Corticosteroid Protocol for Acute Bell's Palsy
Prescribe oral corticosteroids within 72 hours of symptom onset using either prednisolone 50 mg daily for 10 days OR prednisone 60 mg daily for 5 days followed by a 5-day taper. 1
Timing is Critical
The 72-hour window is non-negotiable for steroid efficacy. 1, 2 The American Academy of Otolaryngology-Head and Neck Surgery provides a strong recommendation for oral steroids only when initiated within this timeframe. 1
Treatment after 72 hours has unclear benefit and is not supported by high-quality evidence. 1, 2 If a patient presents on day 5 or later, steroids should generally not be initiated as the risk-benefit ratio becomes unfavorable. 2
The evidence supporting steroid use comes from two landmark trials (Sullivan et al. with 551 patients and Engstrom et al. with 829 patients) that specifically enrolled patients within 72 hours, showing 83% recovery at 3 months with prednisolone versus 63.6% with placebo (P < .001). 1
Specific Dosing Regimens
Two evidence-based options exist: 1, 3
- Option 1: Prednisolone 50 mg orally daily for 10 days (no taper)
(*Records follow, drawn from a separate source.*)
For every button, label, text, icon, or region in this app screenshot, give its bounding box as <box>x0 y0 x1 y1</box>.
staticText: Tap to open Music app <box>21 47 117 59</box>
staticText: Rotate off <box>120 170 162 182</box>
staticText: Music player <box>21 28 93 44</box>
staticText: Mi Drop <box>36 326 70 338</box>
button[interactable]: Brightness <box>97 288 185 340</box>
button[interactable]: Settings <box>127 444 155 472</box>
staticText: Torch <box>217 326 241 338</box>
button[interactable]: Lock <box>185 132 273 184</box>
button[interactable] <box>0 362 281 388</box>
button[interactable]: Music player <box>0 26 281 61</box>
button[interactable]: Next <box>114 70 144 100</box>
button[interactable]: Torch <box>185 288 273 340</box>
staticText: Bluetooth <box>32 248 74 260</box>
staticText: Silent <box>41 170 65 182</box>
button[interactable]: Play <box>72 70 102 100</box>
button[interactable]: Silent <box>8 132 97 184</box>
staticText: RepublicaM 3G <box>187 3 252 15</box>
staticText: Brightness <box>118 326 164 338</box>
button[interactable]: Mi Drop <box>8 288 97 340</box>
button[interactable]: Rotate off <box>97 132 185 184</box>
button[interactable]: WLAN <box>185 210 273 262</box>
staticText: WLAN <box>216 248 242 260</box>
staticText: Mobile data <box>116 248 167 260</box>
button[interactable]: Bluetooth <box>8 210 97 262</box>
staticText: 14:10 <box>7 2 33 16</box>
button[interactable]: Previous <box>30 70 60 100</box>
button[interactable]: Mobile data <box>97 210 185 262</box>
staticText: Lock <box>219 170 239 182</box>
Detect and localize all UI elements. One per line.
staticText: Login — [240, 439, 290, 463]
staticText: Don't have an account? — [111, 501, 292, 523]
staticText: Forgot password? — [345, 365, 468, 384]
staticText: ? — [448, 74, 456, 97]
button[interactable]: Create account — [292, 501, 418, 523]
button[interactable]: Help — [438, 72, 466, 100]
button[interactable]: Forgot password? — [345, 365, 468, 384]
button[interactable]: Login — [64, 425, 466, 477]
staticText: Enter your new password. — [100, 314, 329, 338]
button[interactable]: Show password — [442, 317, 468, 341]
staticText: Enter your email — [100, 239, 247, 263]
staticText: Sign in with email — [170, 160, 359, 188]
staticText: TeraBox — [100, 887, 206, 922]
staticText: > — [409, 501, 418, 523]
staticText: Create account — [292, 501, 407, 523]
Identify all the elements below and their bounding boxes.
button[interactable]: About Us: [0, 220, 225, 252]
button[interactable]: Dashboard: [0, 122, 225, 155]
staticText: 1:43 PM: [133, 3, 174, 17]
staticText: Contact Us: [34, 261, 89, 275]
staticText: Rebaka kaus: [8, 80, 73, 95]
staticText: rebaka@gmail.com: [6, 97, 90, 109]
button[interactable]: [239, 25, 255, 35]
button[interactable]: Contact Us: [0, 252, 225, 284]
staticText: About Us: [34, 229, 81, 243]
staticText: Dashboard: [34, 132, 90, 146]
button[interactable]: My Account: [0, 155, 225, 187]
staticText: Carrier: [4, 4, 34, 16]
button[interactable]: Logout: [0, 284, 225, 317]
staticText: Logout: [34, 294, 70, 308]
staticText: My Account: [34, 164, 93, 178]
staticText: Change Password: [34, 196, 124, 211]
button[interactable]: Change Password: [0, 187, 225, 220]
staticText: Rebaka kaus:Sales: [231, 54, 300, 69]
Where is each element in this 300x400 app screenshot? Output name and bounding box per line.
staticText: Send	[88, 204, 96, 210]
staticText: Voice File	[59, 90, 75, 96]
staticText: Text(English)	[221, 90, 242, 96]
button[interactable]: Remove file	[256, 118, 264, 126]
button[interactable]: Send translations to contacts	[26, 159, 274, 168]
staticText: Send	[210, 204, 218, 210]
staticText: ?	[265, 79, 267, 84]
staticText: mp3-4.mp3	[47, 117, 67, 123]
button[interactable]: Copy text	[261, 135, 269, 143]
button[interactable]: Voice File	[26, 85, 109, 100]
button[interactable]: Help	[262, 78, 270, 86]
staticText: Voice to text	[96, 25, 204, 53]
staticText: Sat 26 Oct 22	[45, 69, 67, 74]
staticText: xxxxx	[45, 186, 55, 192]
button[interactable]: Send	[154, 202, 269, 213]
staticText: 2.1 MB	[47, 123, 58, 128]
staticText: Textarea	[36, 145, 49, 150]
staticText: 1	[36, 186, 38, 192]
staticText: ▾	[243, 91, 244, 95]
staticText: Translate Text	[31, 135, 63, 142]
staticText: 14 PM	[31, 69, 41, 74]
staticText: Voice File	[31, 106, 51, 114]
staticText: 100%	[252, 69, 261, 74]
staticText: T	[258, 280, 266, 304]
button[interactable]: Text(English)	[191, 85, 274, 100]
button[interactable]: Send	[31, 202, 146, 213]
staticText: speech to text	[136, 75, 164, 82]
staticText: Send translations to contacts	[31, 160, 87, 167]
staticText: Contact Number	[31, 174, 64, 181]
- Option 2: Prednisone 60 mg orally daily for 5 days, then taper by 10 mg daily over the next 5 days
Both regimens are supported by randomized controlled trials and are equally acceptable. 1 The key is maintaining at least 5 days at high dose. 1
Age Considerations
For children under 16, evidence is limited as they were excluded from most treatment trials, though children generally have better spontaneous recovery rates (up to 90%) than adults. 3, 4
Combination Therapy with Antivirals
Antivirals alone are ineffective and should never be prescribed as monotherapy. 3, 4
Combination therapy (corticosteroids + antivirals) may be offered as an option within 72 hours, with some evidence suggesting higher complete recovery rates (96.5% versus 89.7% with steroids alone). 3
If adding antivirals, use valacyclovir 1 g three times daily for 7 days OR acyclovir 400 mg five times daily for 10 days. 4
The benefit of adding antivirals is modest and of borderline statistical significance (RR 0.75,95% CI 0.56-1.00, P = .05). 5
Essential Concurrent Management
Eye protection is mandatory for patients with impaired eye closure: 2, 3
- Lubricating ophthalmic drops during the day
- Ophthalmic ointments at night
- Consider moisture chambers, eye patching/taping, and sunglasses
- Failure to provide adequate eye protection can lead to corneal damage and permanent vision loss 2, 3
Follow-Up and Referral Criteria
Reassess or refer to a facial nerve specialist if: 1, 3
- New or worsening neurologic findings develop at any point
- Ocular symptoms develop at any point
- Incomplete facial recovery persists 3 months after initial symptom onset
Common Pitfalls to Avoid
Starting steroids beyond 72 hours: This provides minimal benefit and exposes patients to medication risks without evidence of efficacy. 2
Using antivirals alone: This is completely ineffective and wastes resources. 3, 4
Routine imaging or laboratory testing: Not required for typical Bell's palsy presentations. 3 Imaging is only indicated for atypical features (bilateral paralysis, isolated branch involvement, other cranial nerve involvement, trauma history, or failure to recover after 3 months). 1
Inadequate eye protection: This can result in corneal ulceration and permanent vision loss in patients with lagophthalmos. 2, 3
Emerging Evidence on High-Dose Steroids
Recent meta-analysis suggests high-dose corticosteroids (≥80 mg daily) may provide superior outcomes compared to standard doses (40-60 mg), with significantly decreased nonrecovery at 6 months (OR 0.17,95% CI 0.05-0.56, P = .004). 6 However, this evidence has serious risk of bias, and current guidelines still recommend standard dosing of 50-60 mg daily. 1, 3 Until more robust trials are completed, standard dosing remains the evidence-based recommendation.
Natural History Context
Approximately 70% of patients with complete paralysis recover fully within 6 months even without treatment, and patients with incomplete paralysis have recovery rates up to 94%. 2 Most patients begin showing recovery within 2-3 weeks. 2 This favorable natural history underscores why treatment must be initiated early when it can meaningfully improve these already good baseline outcomes.